To effectively finance a business, it isn’t enough to just keep your records and files organized. Opening a business bank account should be one of the first few steps you take in starting your own company. After all, nobody wants an accounting mess when, a few months down the line, you need to go over your business financial records only to find your personal and business expenses all mixed up.
You can also avoid jeopardizing your personal finances by keeping your personal banking account separate from one intended for business.
Here’s why you should consider opening a separate account for business banking transactions.
1. Neat and accurate bookkeeping
Imagine how your bank statement will look if you combine your personal and business transactions. It’s a recipe for disaster and can ruin your chances of managing financial risks efficiently. Nobody would want to deal with that mess, especially during income tax period.
Having a different account for all your business transactions enables you to have a neat record to hand over to your accountant. Remember, keeping your receipts and invoices in agreement with your bank statements is also important. So that when the time for income tax filing comes around, you’ll be in a good shape with less stress.
2. Proof that you’re serious about your business
In any state or country, you have to prove that your business is legitimate and not a hobby. You have to show that your venture’s main goal is to seek profit. Or else, the government may deprive you of tax deductions that only a business entity can take.
Even if you’re not profitable yet, having a business account strengthens your legitimacy. The act of opening a business bank account alone already indicates that you are serious about your enterprise.
3. Card payment facility
If your business only accepts payments through cash or checks is one more reason you should open a business account. By doing so, you can help ease up payment transactions because your business is equipped to process credit card accounts. Furthermore, accepting credit and debit card transactions grants more customers access to your business.
4. Credits score improvement for access to more capital
Improving a company’s credit score is key in getting additional financing for your business. One of the reasons why lenders and banks reject requests for funding is when a business owner doesn’t have a business bank account.

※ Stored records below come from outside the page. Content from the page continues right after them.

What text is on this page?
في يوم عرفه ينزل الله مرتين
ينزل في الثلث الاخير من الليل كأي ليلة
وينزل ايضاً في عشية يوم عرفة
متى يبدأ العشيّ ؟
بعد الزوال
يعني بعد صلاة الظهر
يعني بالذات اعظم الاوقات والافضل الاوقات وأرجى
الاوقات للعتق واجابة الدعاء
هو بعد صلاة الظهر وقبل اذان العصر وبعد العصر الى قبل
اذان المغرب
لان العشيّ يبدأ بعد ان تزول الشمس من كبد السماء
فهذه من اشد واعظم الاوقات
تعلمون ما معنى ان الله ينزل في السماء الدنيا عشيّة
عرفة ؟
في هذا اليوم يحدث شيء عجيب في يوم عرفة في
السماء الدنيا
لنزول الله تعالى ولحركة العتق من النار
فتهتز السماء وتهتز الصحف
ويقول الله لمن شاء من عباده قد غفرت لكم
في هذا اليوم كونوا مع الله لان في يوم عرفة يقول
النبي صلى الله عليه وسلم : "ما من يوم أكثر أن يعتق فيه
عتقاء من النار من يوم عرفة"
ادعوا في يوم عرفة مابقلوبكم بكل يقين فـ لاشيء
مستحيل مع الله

Even if you’re having a personal financial problem, a business account can help improve your cash flow and create a track record of timely payments. It also helps improve your credit score, making it easier for you to borrow cash for your venture. Plus, you’ll have access to online banking and payroll services which can definitely make your business run smoother.
5. Protection from creditors
Whatever type of company you have, opening a business account proves that it’s a separate legal entity from your person. When you have legal issues to deal with, your business bank account is proof that your business is not a part of your personal assets. This minimizes personal risks and protects your personal assets from any unpaid vendor aggressively chasing payments.
6. Indicator of professionalism
Every business wants to appear professional so that customers can put their trust in the company. And by keeping your finances separate, you’ll enhance your company’s image of professionalism.
A business bank account also extends your professional image and strengthens your corporate identity through branded checks. This means that when you issue checks for suppliers, they’ll see that it’s coming from a real company.
7. Maximizing deductions
Most business owners especially SMEs often miss deductions during tax times. Seeing only business-related financial activities allows you to spot potential deductions better. With an established log of business expenses in your hands, you can claim and identify the deductions you should merit.
8. Banking task management
As your business grows, it’ll become harder to run all aspects of the company which is why you need to outsource task including bank errands. Instead of handling everything yourself, you can assign a trusted employee to handle business banking tasks.
To enhance the security of your business account, you may also have your own system of internal checks and balances. You can set it up in such a way so that two signatories (or more) are required for each check on your business account to avoid financial fraud.
Now that you know the significance of opening a business bank account, there’s no reason not to make it a priority. It’ll make your banking process so much easier, and help your business and reputation grow in so many ways.